Fertility has become a major target for regenerative medicine.

When the 3D printed ovaries were implanted into infertile mice, the mice were not only able to ovulate, they also gave birth to healthy pups.

According to Wired, Teresa Woodruff, a reproductive scientist at Northwestern University's Feinberg School of Medicine and co-author of the study, said that they are planning on using ovarian tissues as ink.

"The long-term goal for this is cancer patients", said Woodruff.

"The real breakthrough here is we're building a real ovarian prosthesis and the goal of this project is to be able to restore fertility to young cancer patients who have been sterilised by their cancer treatment", said Dr Teresa Woodruff, a reproductive scientist director of the Women's Health Research Institute, at Northwestern University, in IL.

Ovaries are essential to the female reproductive system. The geometric design directly affected whether or not the ovarian follicles, organized hormone-producing support cells surrounding an immature egg cell, would survive in the ovary.

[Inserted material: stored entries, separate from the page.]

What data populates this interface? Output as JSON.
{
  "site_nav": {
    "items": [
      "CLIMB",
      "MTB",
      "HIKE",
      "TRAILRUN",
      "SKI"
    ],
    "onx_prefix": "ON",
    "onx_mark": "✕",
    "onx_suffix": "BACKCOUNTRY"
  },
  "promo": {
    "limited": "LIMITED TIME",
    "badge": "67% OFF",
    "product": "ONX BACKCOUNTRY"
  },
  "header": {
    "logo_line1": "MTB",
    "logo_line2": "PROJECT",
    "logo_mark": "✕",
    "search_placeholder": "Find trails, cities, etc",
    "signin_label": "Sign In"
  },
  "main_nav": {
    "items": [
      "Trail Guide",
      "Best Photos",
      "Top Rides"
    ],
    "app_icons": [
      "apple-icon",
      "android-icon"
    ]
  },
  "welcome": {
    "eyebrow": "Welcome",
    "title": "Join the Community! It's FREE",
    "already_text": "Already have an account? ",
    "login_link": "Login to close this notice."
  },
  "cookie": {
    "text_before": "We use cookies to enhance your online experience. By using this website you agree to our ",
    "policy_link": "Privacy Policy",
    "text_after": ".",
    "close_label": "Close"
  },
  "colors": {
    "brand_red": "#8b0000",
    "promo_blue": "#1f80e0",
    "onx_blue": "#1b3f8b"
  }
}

"Each organ has a skeleton", said Woodruff, who likewise is the Thomas J. Watkins Memorial Professor of Obstetrics and Gynecology and an individual from the Robert H. Lurie Comprehensive Cancer Center of Northwestern University. The pups were also engineered to glow, as a way to keep track of which ones were born from mothers with the bioprosthetic organs.

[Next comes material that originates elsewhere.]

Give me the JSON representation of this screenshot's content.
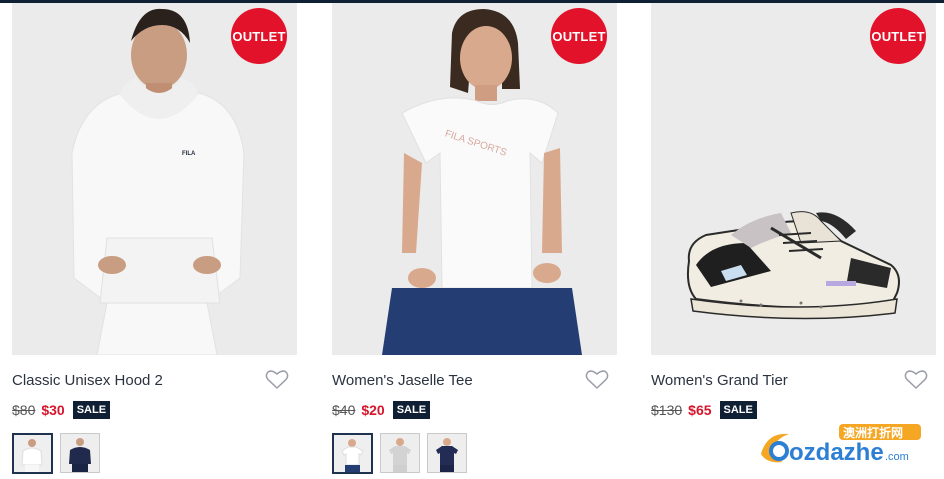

For an artificial ovary to be functional it would need to facilitate ovulation. The bioprosthetic ovaries are built with 3-D printed scaffolds that hold immature eggs. The team showed that blood vessels from each mouse infiltrated the scaffolds. So the researchers punched tiny circles out of the tightly woven structures and stocked the ovaries with 40 to 50 follicles. Woodruff hopes to address some of the challenges-like finding a method of printing that creates the best chances of the egg cells maturing, and a material that will create a durable organ that lasts in humans. The moms were even able to nurse their young.

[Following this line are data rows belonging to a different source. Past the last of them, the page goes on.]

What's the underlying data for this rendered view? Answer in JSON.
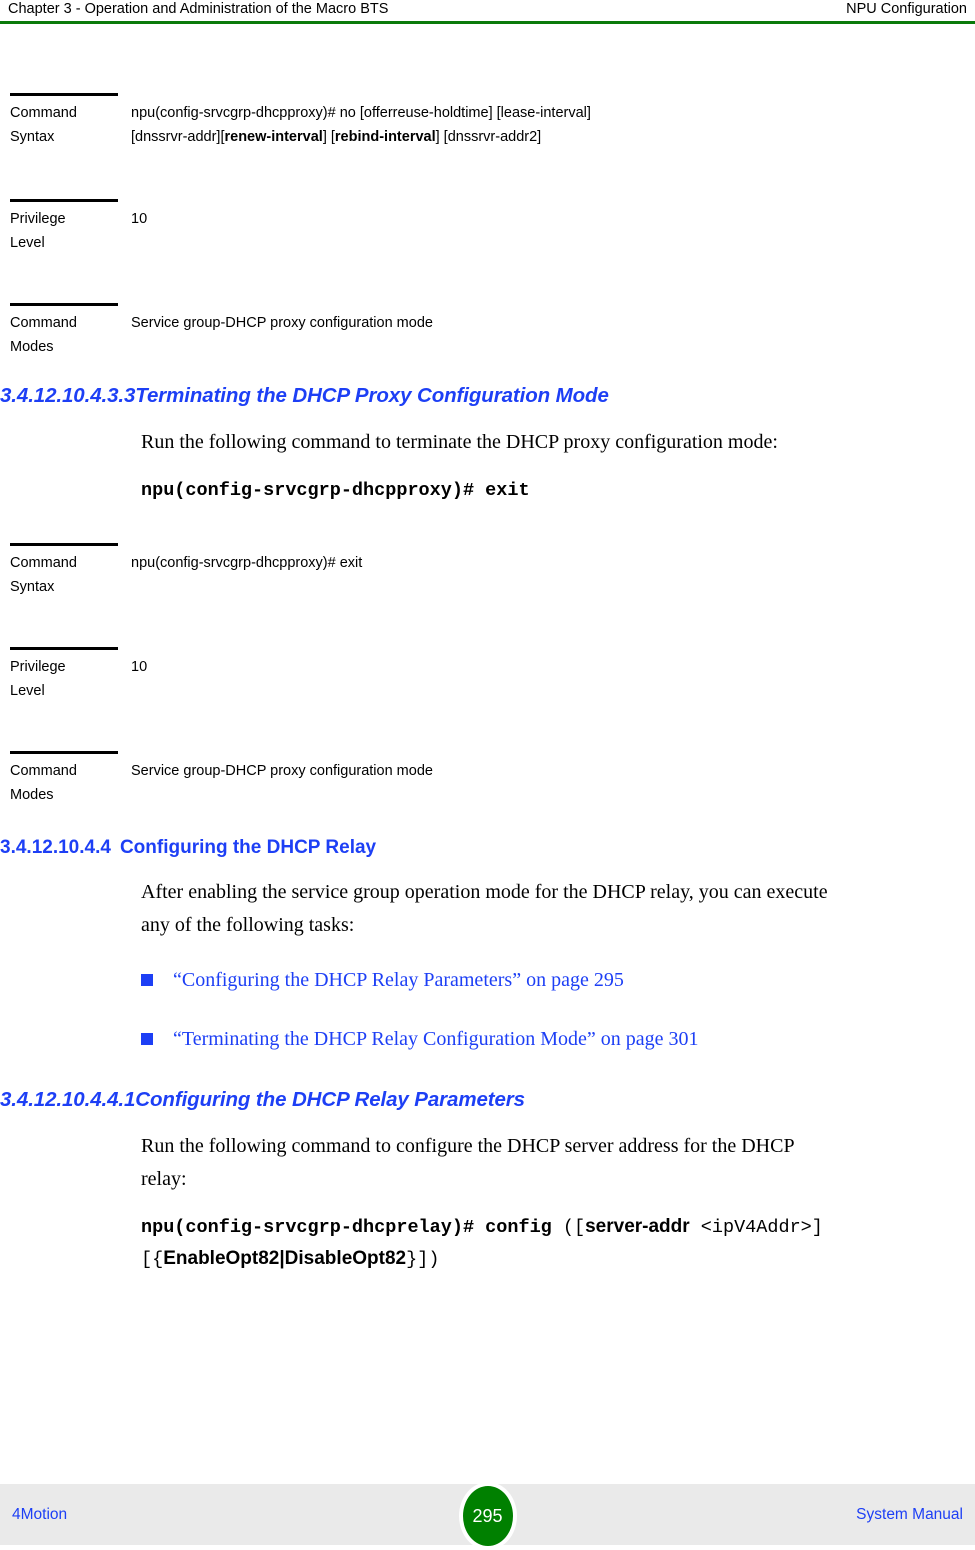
{
  "header": {
    "left": "Chapter 3 - Operation and Administration of the Macro BTS",
    "right": "NPU Configuration",
    "rule_color": "#0a7a0a"
  },
  "colors": {
    "heading_blue": "#1d3ff5",
    "link_blue": "#1d3ff5",
    "bullet_blue": "#1d3ff5",
    "badge_green": "#008000",
    "footer_bg": "#eaeaea",
    "rule_black": "#000000"
  },
  "table_1": {
    "rows": [
      {
        "label_line1": "Command",
        "label_line2": "Syntax",
        "value_line1_a": "npu(config-srvcgrp-dhcpproxy)# no [offerreuse-holdtime] [lease-interval]",
        "value_line2_a": "[dnssrvr-addr][",
        "value_line2_b": "renew-interval",
        "value_line2_c": "] [",
        "value_line2_d": "rebind-interval",
        "value_line2_e": "] [dnssrvr-addr2]"
      },
      {
        "label_line1": "Privilege",
        "label_line2": "Level",
        "value": "10"
      },
      {
        "label_line1": "Command",
        "label_line2": "Modes",
        "value": "Service group-DHCP proxy configuration mode"
      }
    ]
  },
  "section_terminate_proxy": {
    "heading_number": "3.4.12.10.4.3.3",
    "heading_title": "Terminating the DHCP Proxy Configuration Mode",
    "paragraph": "Run the following command to terminate the DHCP proxy configuration mode:",
    "code": "npu(config-srvcgrp-dhcpproxy)# exit"
  },
  "table_2": {
    "rows": [
      {
        "label_line1": "Command",
        "label_line2": "Syntax",
        "value": "npu(config-srvcgrp-dhcpproxy)# exit"
      },
      {
        "label_line1": "Privilege",
        "label_line2": "Level",
        "value": "10"
      },
      {
        "label_line1": "Command",
        "label_line2": "Modes",
        "value": "Service group-DHCP proxy configuration mode"
      }
    ]
  },
  "section_dhcp_relay": {
    "heading_number": "3.4.12.10.4.4",
    "heading_title": "Configuring the DHCP Relay",
    "paragraph": "After enabling the service group operation mode for the DHCP relay, you can execute any of the following tasks:",
    "links": [
      "“Configuring the DHCP Relay Parameters” on page 295",
      "“Terminating the DHCP Relay Configuration Mode” on page 301"
    ]
  },
  "section_relay_params": {
    "heading_number": "3.4.12.10.4.4.1",
    "heading_title": "Configuring the DHCP Relay Parameters",
    "paragraph": "Run the following command to configure the DHCP server address for the DHCP relay:",
    "code_line1_a": "npu(config-srvcgrp-dhcprelay)# config ",
    "code_line1_b": "([",
    "code_line1_c": "server-addr",
    "code_line1_d": " <ipV4Addr>]",
    "code_line2_a": "[{",
    "code_line2_b": "EnableOpt82|DisableOpt82",
    "code_line2_c": "}])"
  },
  "footer": {
    "left": "4Motion",
    "page_number": "295",
    "right": "System Manual"
  }
}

Ultimately, she said, they hope lab-grown ovaries will benefit cancer patients of all ages. The result is the generation of highly precise pore geometries and sizes. This is so it can house follicles that are at different maturity stages. It could also be beneficial in future work in soft tissue regenerative medicine. Atala was not involved in the new research. The 3D printed ovary allowed an infertile mouse to mate and breed two pups. The latter gave birth to healthy mice, reports The Verge. They need to stay in place in order to reach maturity, maintain contact with other cells, and produce hormones. "It will eventually decrease the cost of the production of these technologies because you're automating the process". The researchers explain that they used the gelatin due its its collagen origins, something that is found extensively in mouse (and human) ovaries. We were just trying to get the ovaries to function and get the animals to go through cycle.

Technically, how does biological 3-D printing work?

Existing treatments for cancer-related ovary damage include hormone-replacement therapies and the implant of donor ovaries derived from cadavers.

Dr Stewart said this technique still required the existence of ovarian follicles containing eggs.